Field of the Invention
The invention relates to a drive device for a washing machine, having a laundry drum mounted through an at least approximately horizontally disposed shaft within a bearing sleeve of a rigid carrying part attached to a bottom wall of a tub and driven directly by a flat motor likewise attached to the rear side of the tub.
Such drive devices are known from German Published, Non-Prosecuted Patent Applications DE 39 27 426 A1 and DE 43 41 832 A1 . In those devices, the stator of the motor, which is constructed as a commutatorless external-rotor direct current motor, is fastened directly to the bearing sleeve of the rigid carrying part. The shaft is mounted in the bearing sleeve and has an outer end connected fixedly in terms of rotation to the rotor of the motor. In that case, the rotor is a so-called external rotor which engages as a can over the stator windings and which carries poles constructed as permanent magnets. In the washing machine according to German Published, Non-Prosecuted Patent Application DE 43 41 832 A1, the motor is additionally surrounded by an insulating hood which damps noises radiated directly from the motor into the ambient atmosphere.
The known drive devices encase the stator, which is exposed to considerable thermal load due to Joule heat in its windings, through the use of a can-shaped rotor (and additionally through the use of the sound insulating hood in the case of German Published, Non-Prosecuted Patent Application DE 43 42 832 A1) to such an extent that cooling of the motor fails altogether. Above all, inability to cool is exacerbated by the fact that a directly driving motor of that type has difficulty in cooling itself through the use of the rotating rotor, because it necessarily has low inherent rotational speeds. The known drive devices can therefore only be used in practice when they are protected against rapid overheating through the use of separate cooling.

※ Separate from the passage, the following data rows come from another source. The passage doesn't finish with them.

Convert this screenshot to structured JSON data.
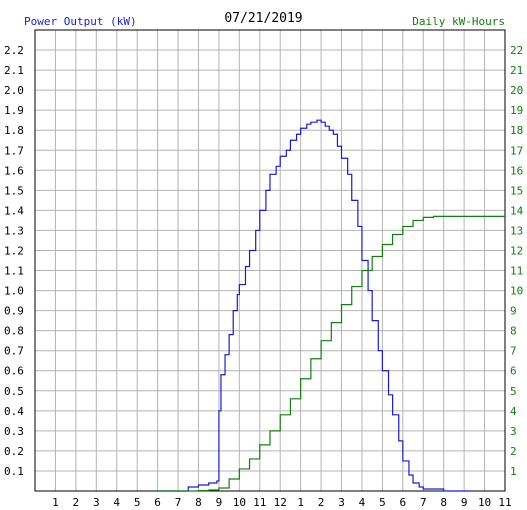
{
  "chart_data": {
    "type": "line",
    "title": "07/21/2019",
    "left_axis_label": "Power Output (kW)",
    "right_axis_label": "Daily kW-Hours",
    "x_tick_labels": [
      "1",
      "2",
      "3",
      "4",
      "5",
      "6",
      "7",
      "8",
      "9",
      "10",
      "11",
      "12",
      "1",
      "2",
      "3",
      "4",
      "5",
      "6",
      "7",
      "8",
      "9",
      "10",
      "11"
    ],
    "left_ticks": [
      "0.1",
      "0.2",
      "0.3",
      "0.4",
      "0.5",
      "0.6",
      "0.7",
      "0.8",
      "0.9",
      "1.0",
      "1.1",
      "1.2",
      "1.3",
      "1.4",
      "1.5",
      "1.6",
      "1.7",
      "1.8",
      "1.9",
      "2.0",
      "2.1",
      "2.2"
    ],
    "right_ticks": [
      "1",
      "2",
      "3",
      "4",
      "5",
      "6",
      "7",
      "8",
      "9",
      "10",
      "11",
      "12",
      "13",
      "14",
      "15",
      "16",
      "17",
      "18",
      "19",
      "20",
      "21",
      "22"
    ],
    "xlim": [
      0,
      23
    ],
    "ylim_left": [
      0,
      2.3
    ],
    "ylim_right": [
      0,
      23
    ],
    "grid": true,
    "series": [
      {
        "name": "Power Output (kW)",
        "axis": "left",
        "color": "#1a1adb",
        "x": [
          6.0,
          6.5,
          7.0,
          7.5,
          8.0,
          8.5,
          8.9,
          9.0,
          9.1,
          9.3,
          9.5,
          9.7,
          9.9,
          10.0,
          10.3,
          10.5,
          10.8,
          11.0,
          11.3,
          11.5,
          11.8,
          12.0,
          12.3,
          12.5,
          12.8,
          13.0,
          13.3,
          13.5,
          13.8,
          14.0,
          14.2,
          14.4,
          14.6,
          14.8,
          15.0,
          15.3,
          15.5,
          15.8,
          16.0,
          16.3,
          16.5,
          16.8,
          17.0,
          17.3,
          17.5,
          17.8,
          18.0,
          18.3,
          18.5,
          18.8,
          19.0,
          19.3,
          19.5,
          19.8,
          20.0,
          20.5,
          21.0,
          21.5
        ],
        "y": [
          0.0,
          0.0,
          0.0,
          0.02,
          0.03,
          0.04,
          0.05,
          0.4,
          0.58,
          0.68,
          0.78,
          0.9,
          0.98,
          1.03,
          1.12,
          1.2,
          1.3,
          1.4,
          1.5,
          1.58,
          1.62,
          1.67,
          1.7,
          1.75,
          1.78,
          1.81,
          1.83,
          1.84,
          1.85,
          1.84,
          1.82,
          1.8,
          1.78,
          1.72,
          1.66,
          1.58,
          1.45,
          1.32,
          1.15,
          1.0,
          0.85,
          0.7,
          0.6,
          0.48,
          0.38,
          0.25,
          0.15,
          0.08,
          0.04,
          0.02,
          0.01,
          0.01,
          0.01,
          0.01,
          0.0,
          0.0,
          0.0,
          0.0
        ]
      },
      {
        "name": "Daily kW-Hours",
        "axis": "right",
        "color": "#108010",
        "x": [
          6.0,
          7.0,
          8.0,
          8.5,
          9.0,
          9.5,
          10.0,
          10.5,
          11.0,
          11.5,
          12.0,
          12.5,
          13.0,
          13.5,
          14.0,
          14.5,
          15.0,
          15.5,
          16.0,
          16.5,
          17.0,
          17.5,
          18.0,
          18.5,
          19.0,
          19.5,
          20.0,
          20.5,
          21.0,
          22.0,
          23.0
        ],
        "y": [
          0.0,
          0.0,
          0.02,
          0.05,
          0.15,
          0.6,
          1.1,
          1.6,
          2.3,
          3.0,
          3.8,
          4.6,
          5.6,
          6.6,
          7.5,
          8.4,
          9.3,
          10.2,
          11.0,
          11.7,
          12.3,
          12.8,
          13.2,
          13.5,
          13.65,
          13.7,
          13.7,
          13.7,
          13.7,
          13.7,
          13.7
        ]
      }
    ]
  }
}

Moreover, the known drive devices cannot be delivered as ready-assembled motors to the factory manufacturing the washing machines. Their stators and rotors have to be delivered separately and can only be assembled together at the washing machine factory. As a rule, a washing machine factory does not have special assembly equipment available for the completion of motor subassemblies, and is also not desired. Therefore, the stator subassembly which is initially to be connected to the tub system is usually completed with the external rotor subassembly without any great accuracy. Since extremely stringent requirements are placed on maintaining a small airgap between the stator poles and rotor poles, if possible the airgap is always of equal size in each article, and the above-mentioned assembly in a washing machine factory does not satisfy those requirements on centered mounting, in practice the known drive device can only be used with great reservations.